I realize, stupidly, belatedly, that they publish under a pen name.

I am, unfortunately, 50-some years past the time I could have used a pen name. That’s because in a very small circle of people, I’ve been known since I was in high school. That’s when my first article, under my byline, was published in the newspaper. I haven’t been out of print since 1977.

And when you have an unusual last name like mine, you’re pretty easy to find. Remember the days we were all listed in phone books, no less city directories? (The latter, if you don’t remember them at all, were phone book-style directories that let you look someone up not only by name but by address and, in reverse-directory style, by phone number. And when you looked them up, it told what they did for a living. I’m not sure city directories were any worse than the many ways you can find out about someone now, but they were handy tools for newspaper reporters and probably nightmarish for everyone else.)

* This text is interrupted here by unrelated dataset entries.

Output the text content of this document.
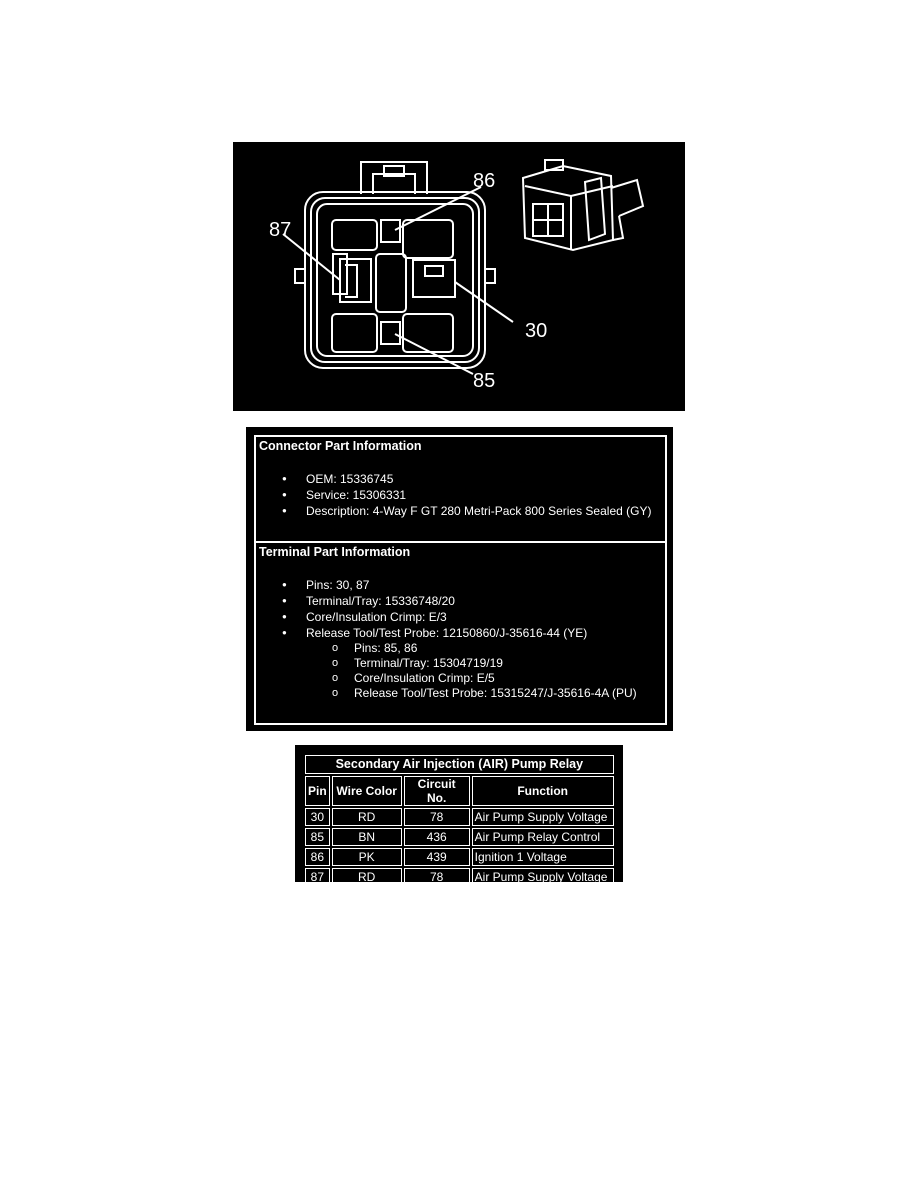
86
87
30
85
Connector Part Information
● OEM: 15336745
● Service: 15306331
● Description: 4-Way F GT 280 Metri-Pack 800 Series Sealed (GY)
Terminal Part Information
● Pins: 30, 87
● Terminal/Tray: 15336748/20
● Core/Insulation Crimp: E/3
● Release Tool/Test Probe: 12150860/J-35616-44 (YE)
o Pins: 85, 86
o Terminal/Tray: 15304719/19
o Core/Insulation Crimp: E/5
o Release Tool/Test Probe: 15315247/J-35616-4A (PU)
Secondary Air Injection (AIR) Pump Relay
Pin	Wire Color	Circuit No.	Function
30	RD	78	Air Pump Supply Voltage
85	BN	436	Air Pump Relay Control
86	PK	439	Ignition 1 Voltage
87	RD	78	Air Pump Supply Voltage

(I literally remember using the city directory to find people who, according to court records, might have been victimized by a corrupt judge, some willingly. It made for some awkward conversations when someone came to the door, let me tell you.)

So I’ve never been able to take refuge in anonymity. I know this was frustrating for me and for my family, particularly when someone would call on our home phone – remember those? – to give me grief about something I’d written.

My relative high profile, as compared to people who didn’t work for a newspaper, led to some pretty awkward moments. Sometime I’ll recount one for you over a beer or coffee. You might throw your drink in my face when you hear it, though.

Anyway, it’s too late now for me to adopt an anonymous personna like the superhero the Question, pictured above. Moving to another state has given me some relief from running into people I wrote about, though.

If I get that kind of “hey, it’s that guy” notoriety again, maybe I’ll start wearing a full-face mask and fedora.